Critical Approaches to Pushhkin and the Future of Russian Culture, Paris, 1937

Angela Brintlinger, Ohio State University

In 1937, the centennial of the death of Aleksandr Pushkin, Pushkin acted as a touchstone, a talisman, and the center of debate in journals issued in Soviet Russia and in Russia Abroad. For Merezhkovsky, shmelev, and Kartashev, whose speeches at the Pushkin Committee meeting of February 11, 1937 were published in the popular magazine Illustrated Russia, the celebration of Pu&hachek;kin was a political act, which identified the poet as a banner for the exiled (see Brintlinger 1999).

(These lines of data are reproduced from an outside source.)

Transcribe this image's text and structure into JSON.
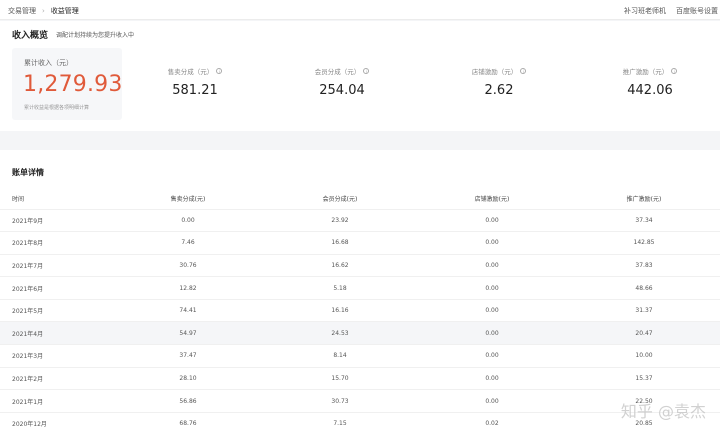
{
  "breadcrumb": {
    "parent": "交易管理",
    "current": "收益管理"
  },
  "top_links": [
    "补习班老师机",
    "百度账号设置"
  ],
  "overview": {
    "title": "收入概览",
    "subtitle": "调配计划持续为您提升收入中",
    "total": {
      "label": "累计收入（元）",
      "value": "1,279.93",
      "note": "累计收益是根据各项明细计算"
    },
    "metrics": [
      {
        "label": "售卖分成（元）",
        "value": "581.21"
      },
      {
        "label": "会员分成（元）",
        "value": "254.04"
      },
      {
        "label": "店铺激励（元）",
        "value": "2.62"
      },
      {
        "label": "推广激励（元）",
        "value": "442.06"
      }
    ]
  },
  "bill": {
    "title": "账单详情",
    "columns": [
      "时间",
      "售卖分成(元)",
      "会员分成(元)",
      "店铺激励(元)",
      "推广激励(元)"
    ],
    "rows": [
      [
        "2021年9月",
        "0.00",
        "23.92",
        "0.00",
        "37.34"
      ],
      [
        "2021年8月",
        "7.46",
        "16.68",
        "0.00",
        "142.85"
      ],
      [
        "2021年7月",
        "30.76",
        "16.62",
        "0.00",
        "37.83"
      ],
      [
        "2021年6月",
        "12.82",
        "5.18",
        "0.00",
        "48.66"
      ],
      [
        "2021年5月",
        "74.41",
        "16.16",
        "0.00",
        "31.37"
      ],
      [
        "2021年4月",
        "54.97",
        "24.53",
        "0.00",
        "20.47"
      ],
      [
        "2021年3月",
        "37.47",
        "8.14",
        "0.00",
        "10.00"
      ],
      [
        "2021年2月",
        "28.10",
        "15.70",
        "0.00",
        "15.37"
      ],
      [
        "2021年1月",
        "56.86",
        "30.73",
        "0.00",
        "22.50"
      ],
      [
        "2020年12月",
        "68.76",
        "7.15",
        "0.02",
        "20.85"
      ]
    ]
  },
  "watermark": "知乎 @袁杰",
  "colors": {
    "accent": "#e05a3a"
  }
}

Contemporary Annals, a more serious literary-historical journal, presented its own "Pushkin issue" in 1937 as well. Volume 63 opened with the first installment of Nabokov's tribute to Pushkin and Russian literature, his novel The Gift,, and continued with Cvetaeva's "Poems to Pushkin", and Georgij Adamovich, Petr Bicilli, and Vladimir Veidle's essays on the poet.

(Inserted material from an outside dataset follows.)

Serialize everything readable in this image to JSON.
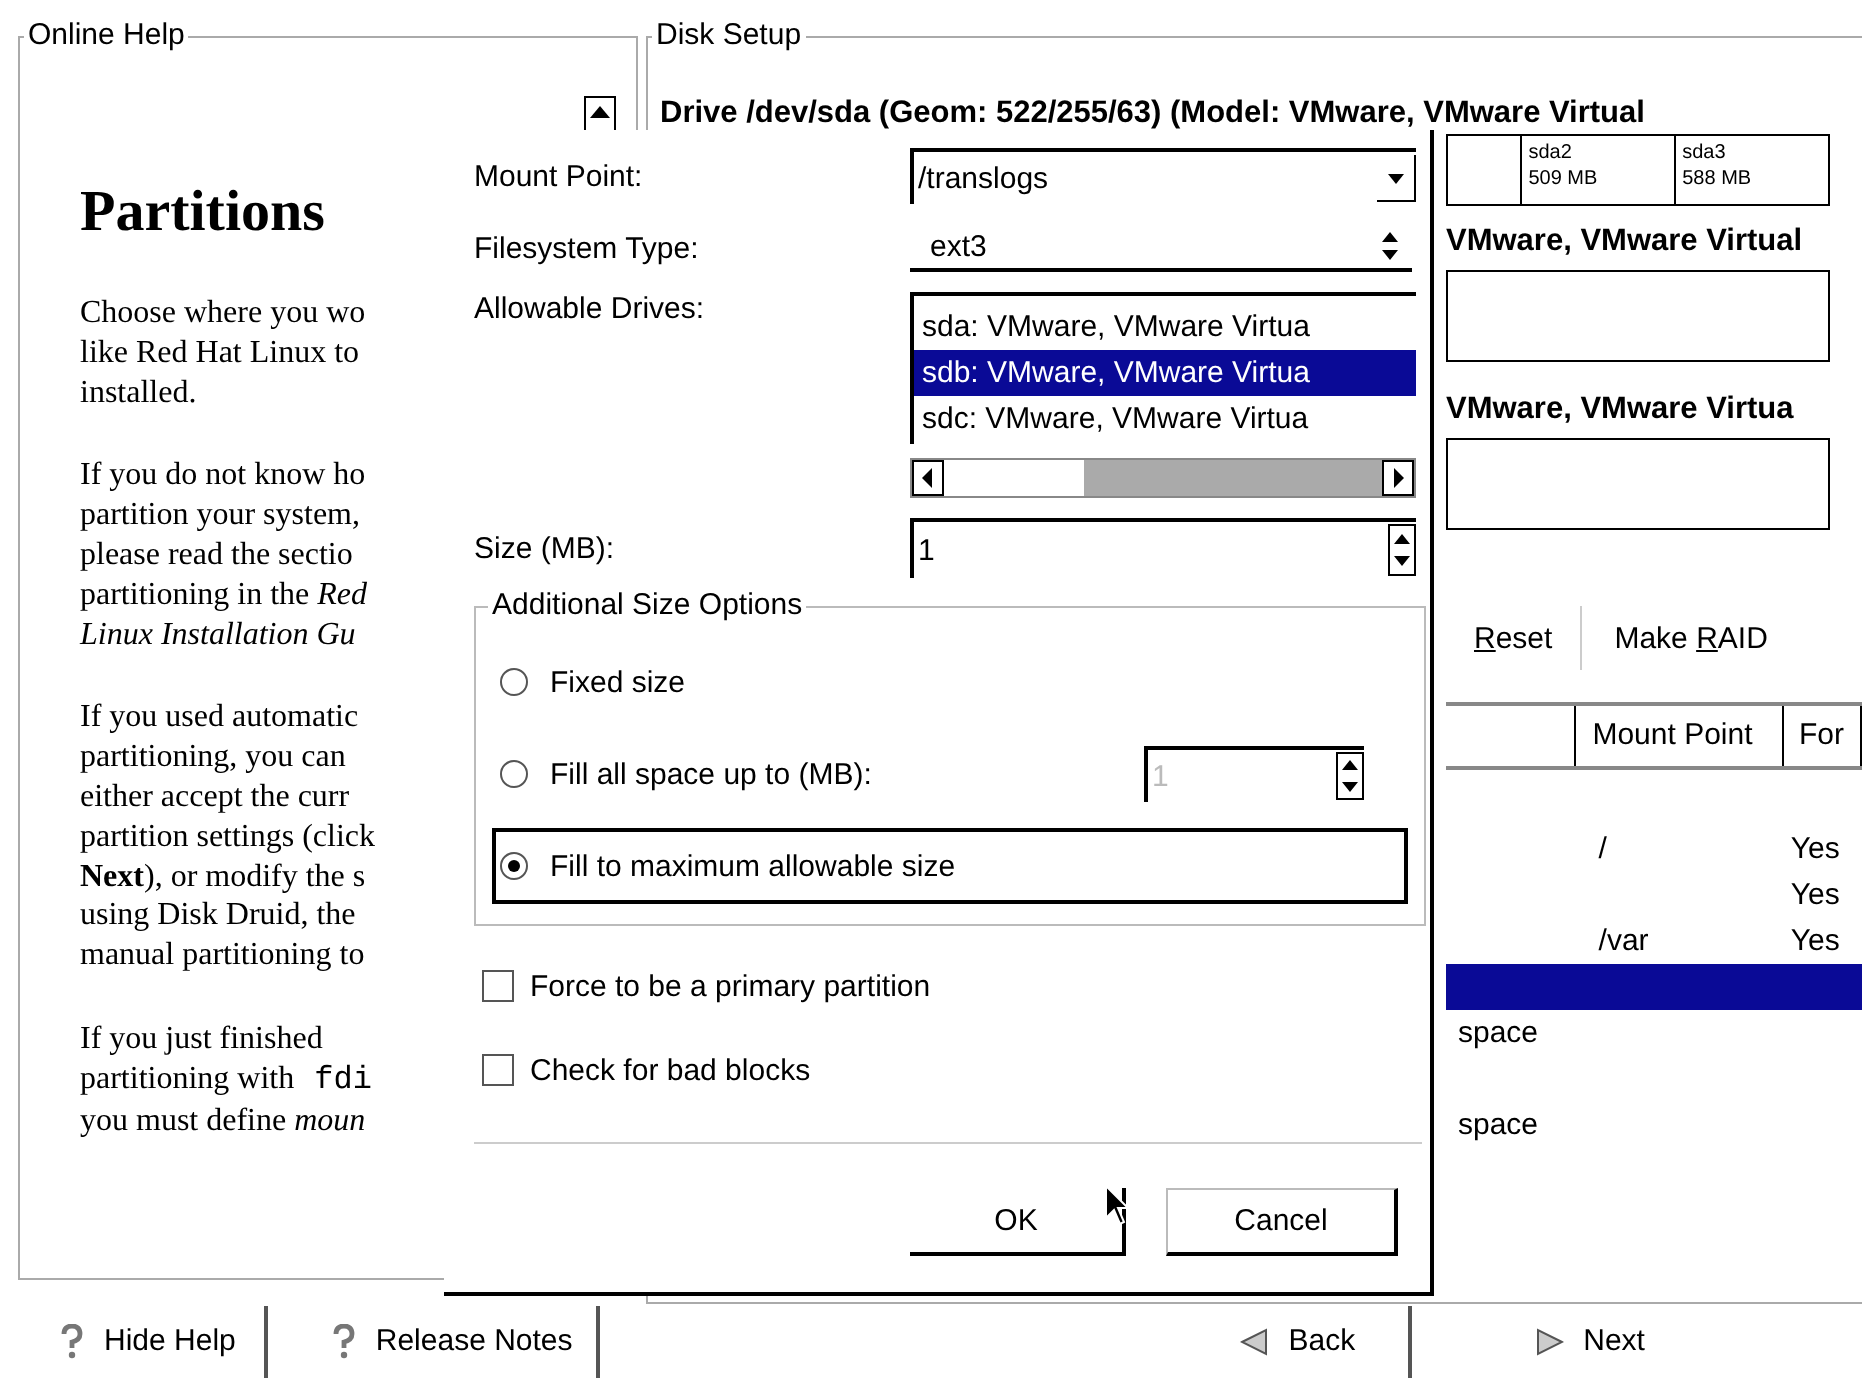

In the paper, I propose to look at the treatments of Pushkin by these three different Russian critics. Adamovich focuses his essay on Pushkin's illusiveness and paradoxality, while Bicilli sees "Pushkinism," the Soviet science about Pushkin, to be an extreme variant of historicism, but finds in Pushkin himself a resurrection of the eternal, a vital part of the Russian consciousness. In the most scholarly of the three essays, Veidle traces Pushkin's connections to Europe and finds in Pushkin a lost Europe, a "Europe which cannot recognize itself." In his essay, Veidle strives to find a way in which the Russian emigration can make a contribution to the cultural life of its new home, Europe, through its favored son and poet, Pushkin.

These three very different treatments of the poet in the centennial year of his death, like the speeches at the Parisian Pushkin celebration, identify a number of anxieties within the emigre community, namely anxiety over the future of Russia and of its exiles in Europe, anxiety over the unity of the Russian-speaking community and its culture, and fear of disappearing without a trace into a melting pot of European life. Even more so than in 1999 during the bicentennial celebrations of Pushkin's birth, in 1937 Pushkin stood as a crucible of Russian culture, a sign of its suffering, and a challenge to its future.